Questo si nota anche di più nell’ultima fase della carriera, nella vecchiaia che di solito per artisti, letterati e cineasti è il periodo in cui si raccolgono le energie per non perdere in stabilità e che per lui corrisponde alla brillantezza della messa in scena di piéces come Carnage di Yasmina Reza e Venere in pelliccia di David Ives, ritorni all’ispirazione teatrale che aveva avuto già espressione attraverso Shakespeare (Macbeth) e La morte e la fanciulla di Ariel Dorfman, non contando le sue esperienze di regia per i palcoscenici di mezza Europa.

Come regista, Polanski non è in alcun modo diverso da Woody Allen per l’importanza data al testo e per la creazione di un linguaggio ‘medio-alto’ in cui le immagini seguono e valorizzano ma non superano i dialoghi.

Nondimeno, Chinatown è uno dei suoi film destinati a rimanere nella memoria per lo stile, per il passo temporale della narrazione, per il significato spirituale e sociologico.

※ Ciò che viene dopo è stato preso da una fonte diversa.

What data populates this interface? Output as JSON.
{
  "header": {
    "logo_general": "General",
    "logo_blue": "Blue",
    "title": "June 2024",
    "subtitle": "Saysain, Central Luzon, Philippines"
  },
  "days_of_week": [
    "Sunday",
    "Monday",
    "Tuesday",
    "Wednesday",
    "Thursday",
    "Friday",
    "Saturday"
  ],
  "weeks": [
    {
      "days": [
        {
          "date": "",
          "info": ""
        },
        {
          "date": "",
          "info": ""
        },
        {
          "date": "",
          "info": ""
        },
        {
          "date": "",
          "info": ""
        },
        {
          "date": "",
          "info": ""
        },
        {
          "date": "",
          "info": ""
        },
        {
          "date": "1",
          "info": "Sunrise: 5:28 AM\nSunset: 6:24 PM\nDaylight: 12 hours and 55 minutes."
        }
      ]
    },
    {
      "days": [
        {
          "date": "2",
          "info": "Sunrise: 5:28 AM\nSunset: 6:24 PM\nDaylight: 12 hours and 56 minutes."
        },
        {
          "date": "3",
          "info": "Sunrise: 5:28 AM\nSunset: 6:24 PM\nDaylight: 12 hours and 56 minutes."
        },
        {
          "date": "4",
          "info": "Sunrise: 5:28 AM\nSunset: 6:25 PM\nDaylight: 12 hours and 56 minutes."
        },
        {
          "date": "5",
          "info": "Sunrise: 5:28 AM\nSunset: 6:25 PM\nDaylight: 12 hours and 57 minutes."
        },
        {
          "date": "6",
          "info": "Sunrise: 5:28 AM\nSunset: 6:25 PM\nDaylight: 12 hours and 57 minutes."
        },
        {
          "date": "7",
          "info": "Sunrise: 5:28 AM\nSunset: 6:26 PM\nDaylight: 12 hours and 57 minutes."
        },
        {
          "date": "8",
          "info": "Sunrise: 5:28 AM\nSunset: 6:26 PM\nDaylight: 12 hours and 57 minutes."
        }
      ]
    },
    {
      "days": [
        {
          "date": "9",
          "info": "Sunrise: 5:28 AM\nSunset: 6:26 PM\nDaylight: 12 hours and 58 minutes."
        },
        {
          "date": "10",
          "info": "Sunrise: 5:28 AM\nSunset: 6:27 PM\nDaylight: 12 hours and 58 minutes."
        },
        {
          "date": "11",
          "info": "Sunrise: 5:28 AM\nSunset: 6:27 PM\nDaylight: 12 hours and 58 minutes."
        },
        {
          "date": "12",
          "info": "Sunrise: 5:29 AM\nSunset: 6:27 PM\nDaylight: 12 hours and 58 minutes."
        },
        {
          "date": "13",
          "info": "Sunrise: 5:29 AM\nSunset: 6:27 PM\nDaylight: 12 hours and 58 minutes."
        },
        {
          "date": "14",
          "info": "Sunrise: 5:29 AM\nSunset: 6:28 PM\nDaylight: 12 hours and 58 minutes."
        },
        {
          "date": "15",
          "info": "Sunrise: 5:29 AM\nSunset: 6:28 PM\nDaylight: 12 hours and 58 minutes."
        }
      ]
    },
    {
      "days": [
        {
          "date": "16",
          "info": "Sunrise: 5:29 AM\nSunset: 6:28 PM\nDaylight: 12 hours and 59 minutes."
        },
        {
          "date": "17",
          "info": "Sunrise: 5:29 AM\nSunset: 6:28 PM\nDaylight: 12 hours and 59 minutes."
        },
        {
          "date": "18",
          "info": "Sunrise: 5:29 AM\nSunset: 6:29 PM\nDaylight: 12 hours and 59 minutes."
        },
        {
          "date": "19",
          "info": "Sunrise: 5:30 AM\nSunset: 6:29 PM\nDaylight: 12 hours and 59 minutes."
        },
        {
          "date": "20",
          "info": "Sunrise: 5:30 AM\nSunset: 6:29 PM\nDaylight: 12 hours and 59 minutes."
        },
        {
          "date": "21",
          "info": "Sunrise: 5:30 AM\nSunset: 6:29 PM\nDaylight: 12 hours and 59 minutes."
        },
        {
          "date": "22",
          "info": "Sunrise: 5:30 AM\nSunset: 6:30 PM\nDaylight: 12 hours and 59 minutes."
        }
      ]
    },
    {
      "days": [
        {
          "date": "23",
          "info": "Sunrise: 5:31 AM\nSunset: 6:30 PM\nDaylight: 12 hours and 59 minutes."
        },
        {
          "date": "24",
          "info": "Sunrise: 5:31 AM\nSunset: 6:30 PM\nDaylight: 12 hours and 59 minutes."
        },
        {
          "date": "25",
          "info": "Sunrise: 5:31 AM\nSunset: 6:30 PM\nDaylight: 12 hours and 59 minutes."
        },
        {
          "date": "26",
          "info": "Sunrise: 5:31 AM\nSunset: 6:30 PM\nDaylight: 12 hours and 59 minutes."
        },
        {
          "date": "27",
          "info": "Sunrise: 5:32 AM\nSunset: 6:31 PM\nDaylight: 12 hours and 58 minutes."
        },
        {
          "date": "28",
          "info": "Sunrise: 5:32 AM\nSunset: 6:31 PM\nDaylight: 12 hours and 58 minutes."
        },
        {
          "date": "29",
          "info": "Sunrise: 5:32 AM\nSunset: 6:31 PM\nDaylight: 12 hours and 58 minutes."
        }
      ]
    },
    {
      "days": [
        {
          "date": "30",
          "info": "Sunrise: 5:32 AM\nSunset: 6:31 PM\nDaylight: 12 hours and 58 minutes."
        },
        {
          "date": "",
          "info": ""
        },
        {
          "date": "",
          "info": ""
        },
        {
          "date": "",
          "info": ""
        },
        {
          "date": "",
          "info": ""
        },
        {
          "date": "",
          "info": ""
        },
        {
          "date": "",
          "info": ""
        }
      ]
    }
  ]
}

Pochi film sono così esatti, nella finzione, nel descrivere la dimensione del Potere senza illusioni di moralità puritana, giunta adesso in Europa per infiltrazioni protestanti.

Nella distruzione programmata di ogni certezza, il film descrive la congiuntura di depravazione e possesso senza scadere nel pauperismo o nella critica vaga delle gerarchie sociali. Altro discorso, che impreziosisce il film, è che gli orrori mostrati siano più che realistici e ormai di dominio pubblico, almeno per il pubblico attento ed informato che non si fa più illusioni sulla politica o sulla società (chi ha orecchie intenda).

Allo stesso tempo, è importante constatare che sia normale, in questa ambientazione, la corrispondenza del potere economico e politico con la bassezza più abietta per via di un’analogia che corrisponde all’idea cosmica del regista: nel mondo di Polanski, infatti, il cielo è dominato da un pentacolo rovesciato, nella coscienza che la zona d’ombra dell’uomo si apre in un’infelice congiuntura di tempo e spazio in cui si è capaci di tutto.